- GBP/USD is in a vertical rally, rising marginally to a new high after upbeat UK GDP data.
- Short-term bias is positive, but caution is warranted as overbought signals emerge.
- Next resistance at 1.3665–1.3700; support at 1.3500.
GBP/USD tip-toed to a seven-week high of 1.3593 following stronger-than-expected UK GDP data for February, which showed a 0.5% m/m expansion versus forecasts of 0.1% and January’s flat reading. Despite the positive surprise, the reaction in the pair remained limited probably because the data did not capture the potential impact of the Iran war. Meanwhile, there was also a muted response to President Trump’s comments that the conflict with Tehran could end soon.

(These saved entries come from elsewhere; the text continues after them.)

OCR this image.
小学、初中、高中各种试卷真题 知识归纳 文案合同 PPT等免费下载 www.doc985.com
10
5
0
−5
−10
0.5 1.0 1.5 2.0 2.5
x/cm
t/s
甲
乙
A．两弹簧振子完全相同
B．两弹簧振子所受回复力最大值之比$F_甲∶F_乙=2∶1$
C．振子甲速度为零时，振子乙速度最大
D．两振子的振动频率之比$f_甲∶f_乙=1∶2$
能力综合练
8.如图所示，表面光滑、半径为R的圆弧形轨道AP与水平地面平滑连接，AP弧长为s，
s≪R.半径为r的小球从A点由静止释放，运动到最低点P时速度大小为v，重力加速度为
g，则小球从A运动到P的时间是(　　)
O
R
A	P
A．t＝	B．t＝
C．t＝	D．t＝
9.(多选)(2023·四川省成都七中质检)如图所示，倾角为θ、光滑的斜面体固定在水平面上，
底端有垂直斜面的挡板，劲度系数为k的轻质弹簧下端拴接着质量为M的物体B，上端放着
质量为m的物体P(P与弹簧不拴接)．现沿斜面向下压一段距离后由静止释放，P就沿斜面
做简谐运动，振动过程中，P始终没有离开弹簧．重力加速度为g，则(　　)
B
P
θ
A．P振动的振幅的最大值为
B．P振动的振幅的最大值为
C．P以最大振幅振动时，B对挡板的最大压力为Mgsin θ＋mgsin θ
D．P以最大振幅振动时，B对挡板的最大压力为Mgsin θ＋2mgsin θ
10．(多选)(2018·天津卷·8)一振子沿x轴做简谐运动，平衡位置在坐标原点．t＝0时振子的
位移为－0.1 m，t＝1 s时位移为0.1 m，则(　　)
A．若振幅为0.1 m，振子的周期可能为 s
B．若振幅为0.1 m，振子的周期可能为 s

Nevertheless, the bulls continue to defend the 1.3550 region, maintaining a constructive outlook and keeping the focus on a potential move toward the 1.3665–1.3700 resistance zone. The pair has already advanced around 3.3% over the past two weeks, and sustained upside momentum could pave the way toward January’s 4½-year high of 1.3868.
Technically, the short-term bias remains skewed to the upside, with both RSI and MACD trending higher. However, the stochastic oscillator is firmly in overbought territory, increasing the risk of near-term consolidation or a corrective pullback. If selling pressure emerges, a break below 1.3500 could expose the 50- and 200-day SMAs near 1.3400, with additional support seen around 1.3300–1.3340.
In brief, GBP/USD maintains a bullish short-term bias, with further gains likely as long as price action holds above the key 1.3500 level.